Yesterday, Pennsylvania’s Secretary of State gave notice that the GOP Senate primary is headed to a recount. She’ll make the recount official today, and it will start in earnest next week.

Former hedge fund executive David McCormick and celebrity doctor Mehmet Oz are separated by less than 1,000 votes, with Oz in front but by a margin well under the 0.5% threshold needed to avoid an automatic recount.

McCormick, in search of votes to close that gap, wants certain mail ballots to be counted despite small technical defects — a position that might seem ironic given Republican efforts to discredit mail ballots over the last few years. It has made those “undated” mail ballots a central focus of the legal and political fight — The Wall Street Journal editorial board called them “the new hanging chads.”

Undated mail ballots are ballots where voters failed to write a date next to their signature on the mailing envelope, as required under state law. But a federal appeals court ruling last week involving a 2021 Lehigh County judicial race said those ballots should count — which sent McCormick, Oz, and their legion of lawyers into a fight over whether they should be counted in this race.

Oz, in the lead and wanting to stay there, has argued undated ballots shouldn’t be counted. And he has the muscle of the Republican Party — state and national — behind him. Both the RNC and the state GOP have said it’s not about supporting Oz over McCormick, it’s about safeguarding the vote for this and future elections. Translation: Democrats, who vote by mail much more than Republicans, will do better in general elections if more mail ballots are counted — including in the 2024 presidential race.

It’s not surprising to see the GOP opposed to counting undated mail ballots. After all, Donald Trump repeatedly and falsely attacked mail voting in 2020, and Pennsylvania Republicans have been campaigning against it ever since. Doug Mastriano, the GOP nominee for governor, wants to repeal Act 77 — the 2019 law he voted for that greatly expanded mail voting.

But it’s worth noting that plenty of Republicans clearly prefer voting by mail. About 172,000 GOP voters cast mail ballots in last week’s primary. Far more voted in person, but that’s hardly an insignificant number.

And while Democrats vote by mail in far greater numbers — Democratic gubernatorial nominee Josh Shapiro got more than 500,000 mail votes — that’s not an inevitability. Before Trump started attacking mail ballots, Republicans in other states like Florida and Utah were known for investing heavily in absentee voting programs.

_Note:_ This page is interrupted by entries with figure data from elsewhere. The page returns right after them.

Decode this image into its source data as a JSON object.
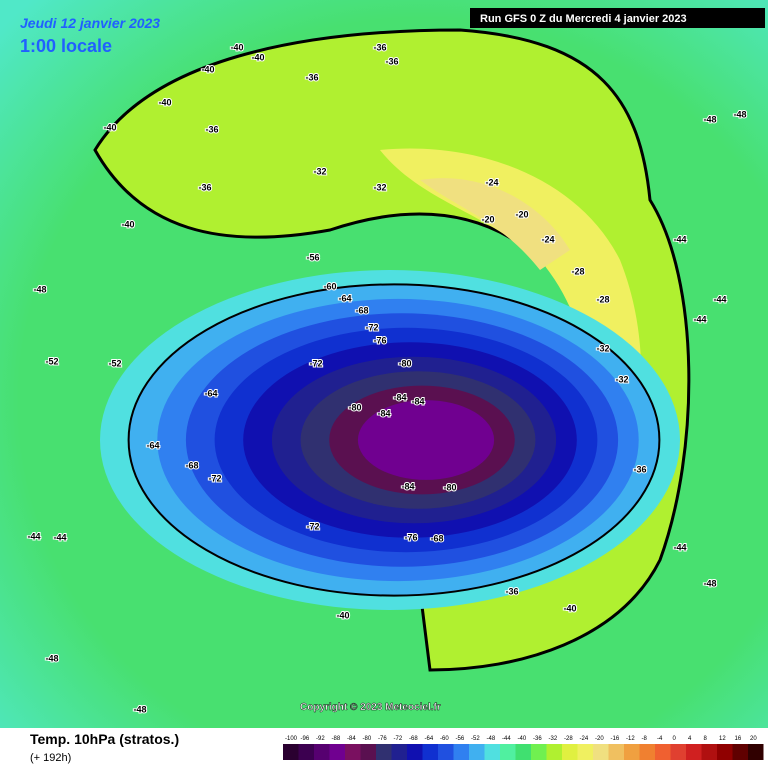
{
  "header": {
    "date": "Jeudi 12 janvier 2023",
    "time": "1:00 locale",
    "run": "Run GFS 0 Z du Mercredi 4 janvier 2023"
  },
  "copyright": "Copyright © 2023 Meteociel.fr",
  "footer": {
    "title": "Temp. 10hPa (stratos.)",
    "lead": "(+ 192h)"
  },
  "color_scale": {
    "labels": [
      -100,
      -96,
      -92,
      -88,
      -84,
      -80,
      -76,
      -72,
      -68,
      -64,
      -60,
      -56,
      -52,
      -48,
      -44,
      -40,
      -36,
      -32,
      -28,
      -24,
      -20,
      -16,
      -12,
      -8,
      -4,
      0,
      4,
      8,
      12,
      16,
      20
    ],
    "colors": [
      "#2a0030",
      "#3c0050",
      "#560070",
      "#700090",
      "#7a1060",
      "#5a1050",
      "#303070",
      "#202090",
      "#1010b0",
      "#1030d0",
      "#2050e0",
      "#3080f0",
      "#40b0f0",
      "#50e0e0",
      "#50f0a0",
      "#40e070",
      "#70f050",
      "#b0f030",
      "#e0f040",
      "#f0f060",
      "#f0e080",
      "#f0c060",
      "#f0a040",
      "#f08030",
      "#f06030",
      "#e04030",
      "#d02020",
      "#b01010",
      "#900000",
      "#600000",
      "#300000"
    ]
  },
  "map_labels": [
    "-40",
    "-40",
    "-36",
    "-36",
    "-40",
    "-40",
    "-40",
    "-36",
    "-36",
    "-40",
    "-36",
    "-32",
    "-32",
    "-24",
    "-20",
    "-20",
    "-24",
    "-28",
    "-28",
    "-32",
    "-32",
    "-36",
    "-44",
    "-44",
    "-48",
    "-48",
    "-52",
    "-56",
    "-60",
    "-64",
    "-68",
    "-72",
    "-76",
    "-80",
    "-84",
    "-84",
    "-84",
    "-80",
    "-80",
    "-84",
    "-76",
    "-68",
    "-72",
    "-72",
    "-64",
    "-64",
    "-68",
    "-72",
    "-40",
    "-44",
    "-44",
    "-48",
    "-48",
    "-36",
    "-40",
    "-48",
    "-44",
    "-52",
    "-48",
    "-44"
  ]
}
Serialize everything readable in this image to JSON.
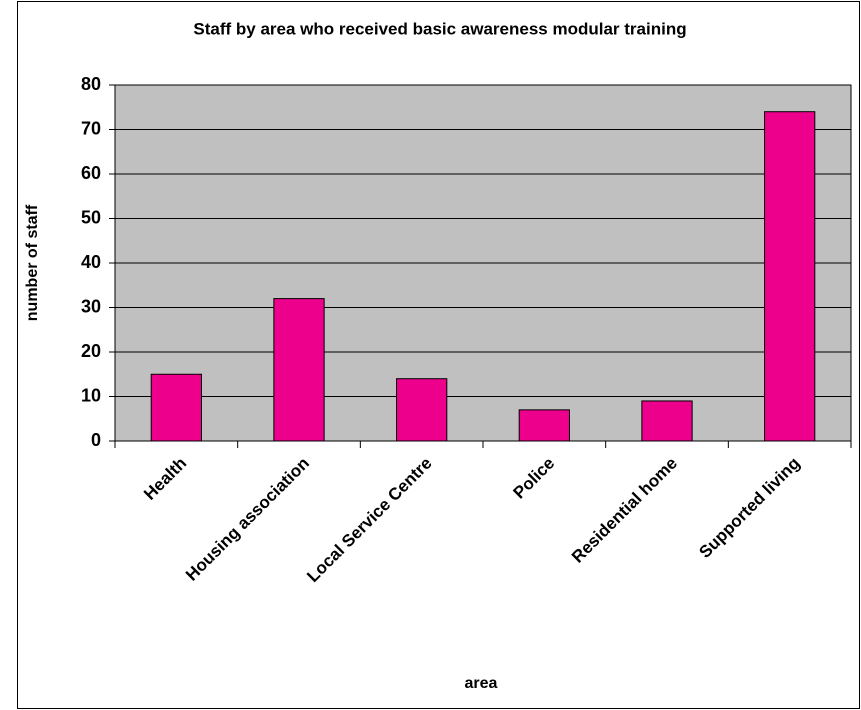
{
  "chart_data": {
    "type": "bar",
    "title": "Staff by area who received basic awareness modular training",
    "x_label": "area",
    "y_label": "number of staff",
    "categories": [
      "Health",
      "Housing association",
      "Local Service Centre",
      "Police",
      "Residential home",
      "Supported living"
    ],
    "values": [
      15,
      32,
      14,
      7,
      9,
      74
    ],
    "color": "#ec008c",
    "ylim": [
      0,
      80
    ],
    "yticks": [
      0,
      10,
      20,
      30,
      40,
      50,
      60,
      70,
      80
    ],
    "grid": true
  }
}
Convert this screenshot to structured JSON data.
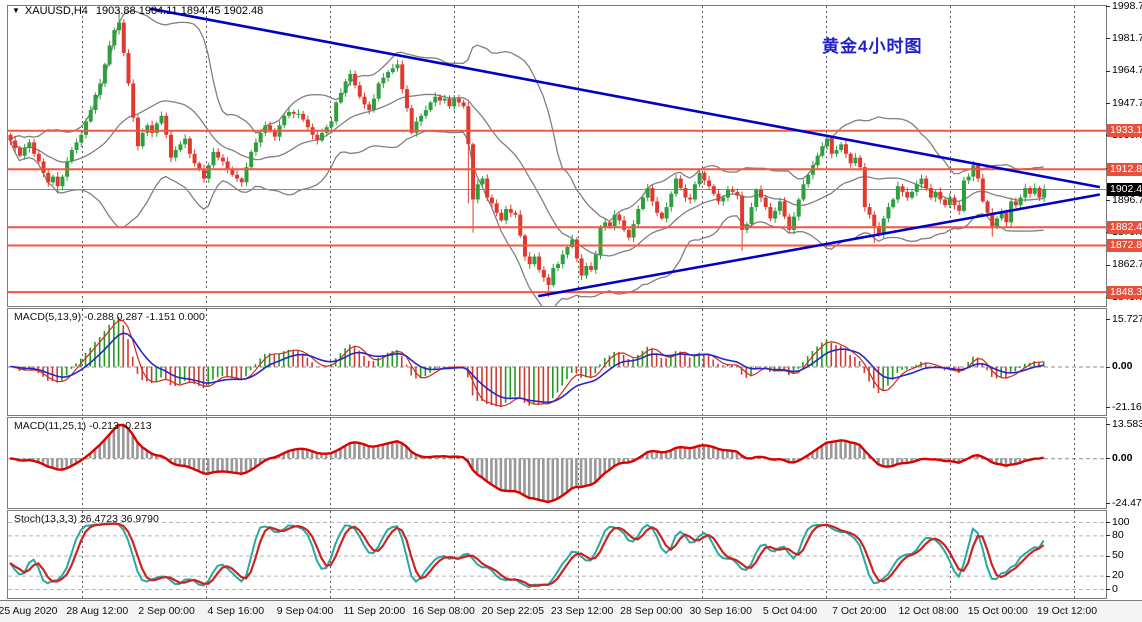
{
  "title": {
    "collapse_icon": "▼",
    "symbol": "XAUUSD,H4",
    "ohlc": "1903.88 1904.11 1894.45 1902.48"
  },
  "annotation": {
    "text": "黄金4小时图",
    "color": "#2222CC"
  },
  "time_axis": {
    "labels": [
      "25 Aug 2020",
      "28 Aug 12:00",
      "2 Sep 00:00",
      "4 Sep 16:00",
      "9 Sep 04:00",
      "11 Sep 20:00",
      "16 Sep 08:00",
      "20 Sep 22:05",
      "23 Sep 12:00",
      "28 Sep 00:00",
      "30 Sep 16:00",
      "5 Oct 04:00",
      "7 Oct 20:00",
      "12 Oct 08:00",
      "15 Oct 00:00",
      "19 Oct 12:00"
    ]
  },
  "colors": {
    "background": "#FFFFFF",
    "panel_border": "#7A7A7A",
    "grid": "rgba(0,0,0,0.65)",
    "candle_up": "#2E9F3E",
    "candle_down": "#E03A30",
    "bollinger": "#808080",
    "trendline": "#0000C8",
    "level_line": "#F4563E",
    "level_badge": "#E8503C",
    "price_line": "#8A8A8A",
    "price_badge": "#000000",
    "macd_bar_up": "#1F9B1F",
    "macd_bar_down": "#CE3B30",
    "macd_fast": "#D02A22",
    "macd_slow": "#2828C0",
    "macd2_bar": "#989898",
    "macd2_line": "#DD0000",
    "stoch_main": "#2AA8A0",
    "stoch_signal": "#CC2222",
    "zero_line": "#888888",
    "stoch_grid": "#B5B5B5"
  },
  "chart_data": [
    {
      "type": "candlestick",
      "symbol": "XAUUSD",
      "timeframe": "H4",
      "current_bar": {
        "open": 1903.88,
        "high": 1904.11,
        "low": 1894.45,
        "close": 1902.48
      },
      "current_price": 1902.48,
      "y_axis": {
        "max": 1998.7,
        "min": 1841.0,
        "ticks": [
          1998.7,
          1981.7,
          1964.7,
          1947.7,
          1930.7,
          1913.7,
          1896.7,
          1879.7,
          1862.7,
          1845.7
        ]
      },
      "levels": [
        1933.14,
        1912.89,
        1882.41,
        1872.82,
        1848.32
      ],
      "bollinger": {
        "period": 20,
        "deviation": 2
      },
      "trendlines": [
        {
          "i1": 29.7,
          "p1": 1997.3,
          "i2": 230.9,
          "p2": 1903.5
        },
        {
          "i1": 111.9,
          "p1": 1846.2,
          "i2": 230.9,
          "p2": 1899.6
        }
      ],
      "first_open": 1931,
      "closes": [
        1928,
        1924,
        1920,
        1924,
        1927,
        1921,
        1917,
        1911,
        1906,
        1909,
        1904,
        1909,
        1917,
        1923,
        1927,
        1931,
        1938,
        1944,
        1952,
        1958,
        1968,
        1978,
        1986,
        1990,
        1974,
        1958,
        1940,
        1925,
        1932,
        1936,
        1932,
        1937,
        1941,
        1931,
        1919,
        1923,
        1926,
        1929,
        1921,
        1916,
        1913,
        1908,
        1915,
        1922,
        1919,
        1917,
        1913,
        1910,
        1908,
        1906,
        1914,
        1922,
        1927,
        1932,
        1936,
        1933,
        1930,
        1936,
        1941,
        1943,
        1942,
        1942,
        1939,
        1935,
        1931,
        1928,
        1932,
        1935,
        1938,
        1948,
        1953,
        1959,
        1963,
        1957,
        1951,
        1947,
        1944,
        1950,
        1958,
        1961,
        1964,
        1966,
        1968,
        1955,
        1945,
        1932,
        1938,
        1941,
        1944,
        1948,
        1951,
        1949,
        1950,
        1946,
        1950,
        1948,
        1946,
        1926,
        1897,
        1905,
        1908,
        1898,
        1895,
        1890,
        1886,
        1892,
        1890,
        1889,
        1878,
        1867,
        1863,
        1867,
        1860,
        1856,
        1852,
        1861,
        1863,
        1868,
        1872,
        1876,
        1866,
        1857,
        1862,
        1860,
        1868,
        1882,
        1885,
        1883,
        1889,
        1886,
        1881,
        1877,
        1884,
        1892,
        1898,
        1903,
        1896,
        1890,
        1887,
        1893,
        1900,
        1908,
        1903,
        1898,
        1897,
        1905,
        1911,
        1907,
        1904,
        1900,
        1896,
        1898,
        1902,
        1901,
        1899,
        1881,
        1884,
        1893,
        1902,
        1898,
        1893,
        1887,
        1891,
        1896,
        1888,
        1881,
        1888,
        1897,
        1905,
        1910,
        1915,
        1920,
        1925,
        1929,
        1921,
        1923,
        1926,
        1921,
        1916,
        1919,
        1914,
        1893,
        1889,
        1883,
        1879,
        1887,
        1893,
        1897,
        1904,
        1901,
        1898,
        1901,
        1905,
        1908,
        1903,
        1898,
        1901,
        1897,
        1894,
        1898,
        1894,
        1891,
        1907,
        1909,
        1915,
        1908,
        1896,
        1890,
        1883,
        1887,
        1890,
        1885,
        1896,
        1894,
        1898,
        1903,
        1900,
        1903,
        1898,
        1902.5
      ],
      "extra_wicks": {
        "10": [
          null,
          1900
        ],
        "23": [
          1997,
          null
        ],
        "82": [
          1970.5,
          null
        ],
        "97": [
          null,
          1895
        ],
        "98": [
          null,
          1879.5
        ],
        "114": [
          null,
          1845.7
        ],
        "155": [
          null,
          1870
        ],
        "173": [
          1931.2,
          null
        ],
        "183": [
          null,
          1874
        ],
        "204": [
          1917.2,
          null
        ],
        "208": [
          null,
          1877.5
        ]
      }
    },
    {
      "type": "macd_histogram",
      "label_full": "MACD(5,13,9) -0.288 0.287 -1.151 0.000",
      "params": {
        "fast": 5,
        "slow": 13,
        "signal": 9
      },
      "current_values": [
        -0.288,
        0.287,
        -1.151,
        0.0
      ],
      "y_ticks": [
        15.727,
        0.0,
        -21.161
      ]
    },
    {
      "type": "macd_filled",
      "label_full": "MACD(11,25,1) -0.213 -0.213",
      "params": {
        "fast": 11,
        "slow": 25,
        "signal": 1
      },
      "current_values": [
        -0.213,
        -0.213
      ],
      "y_ticks": [
        13.583,
        0.0,
        -24.472
      ]
    },
    {
      "type": "stochastic",
      "label_full": "Stoch(13,3,3) 26.4723 36.9790",
      "params": {
        "k_period": 13,
        "d_period": 3,
        "slowing": 3
      },
      "current_values": [
        26.4723,
        36.979
      ],
      "y_ticks": [
        100,
        80,
        50,
        20,
        0
      ],
      "dashed_levels": [
        100,
        80,
        50,
        20,
        0
      ]
    }
  ]
}
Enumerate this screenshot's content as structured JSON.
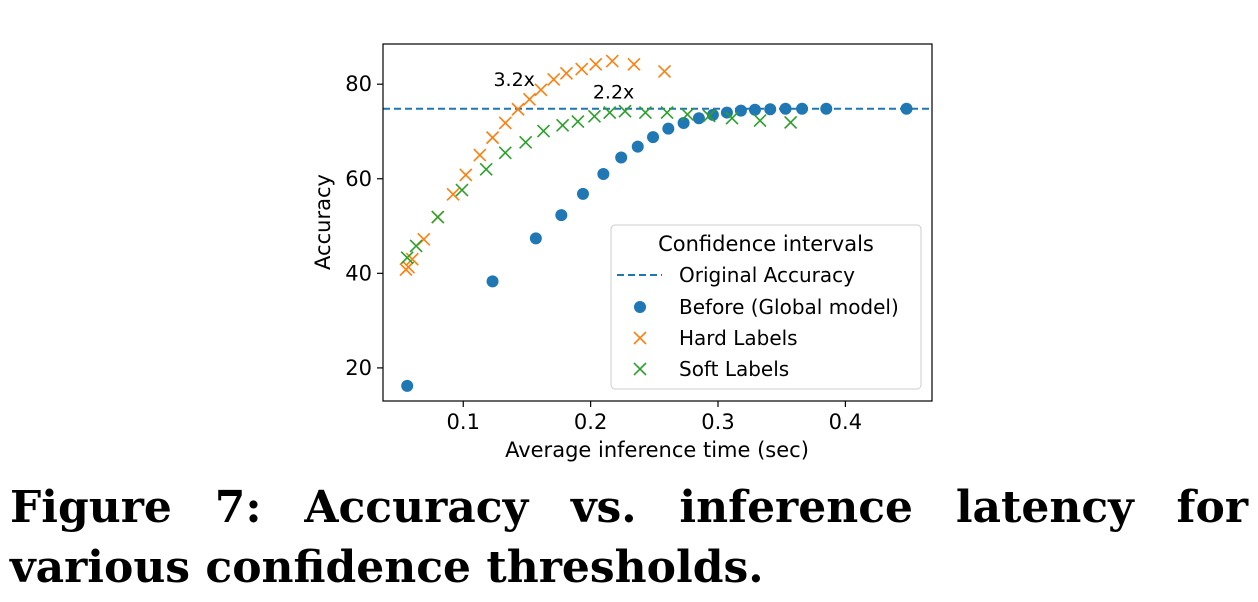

So the partisan asymmetry is a political choice, not a law of nature.

And now, more of your questions about recounts answered, courtesy of our colleague and resident election administration expert Jonathan Lai:

Can a recount change things?

Yes. The numbers will almost certainly shift a bit during a recount. This is a normal part of a recount process, and it’s part of why recounts happen. There’s a very small amount of error in counting votes because voters don’t submit perfectly clean, precisely filled-out ballots. When the results are close enough that the errors can matter, we go to a recount.

It’s a normal part of the process, not fraud. So far, neither campaign has alleged any shenanigans in the race, a stark departure from 2020 when Trump prematurely and wrongly declared victory.

When will it be complete?

The recount must be scheduled to begin by the third Wednesday after election day, which in this case would be June 1.

The recount would need to be complete by noon the following Tuesday, or June 7.

Counties have to submit recount results to the Department of State by noon the next day, or June 8, and the secretary of state then publishes the results.

So we should have a winner on or around June 8.

Overheard on the campaign trail

“The people took on the corporations, and the people won.”

—State Rep. Summer Lee, who won a razor-thin Democratic primary in the Pittsburgh-based 12th Congressional District, all but assuring she’ll be the first Black woman elected to Congress from Pennsylvania.

Thanks for tuning in. We’ll be back after the long weekend!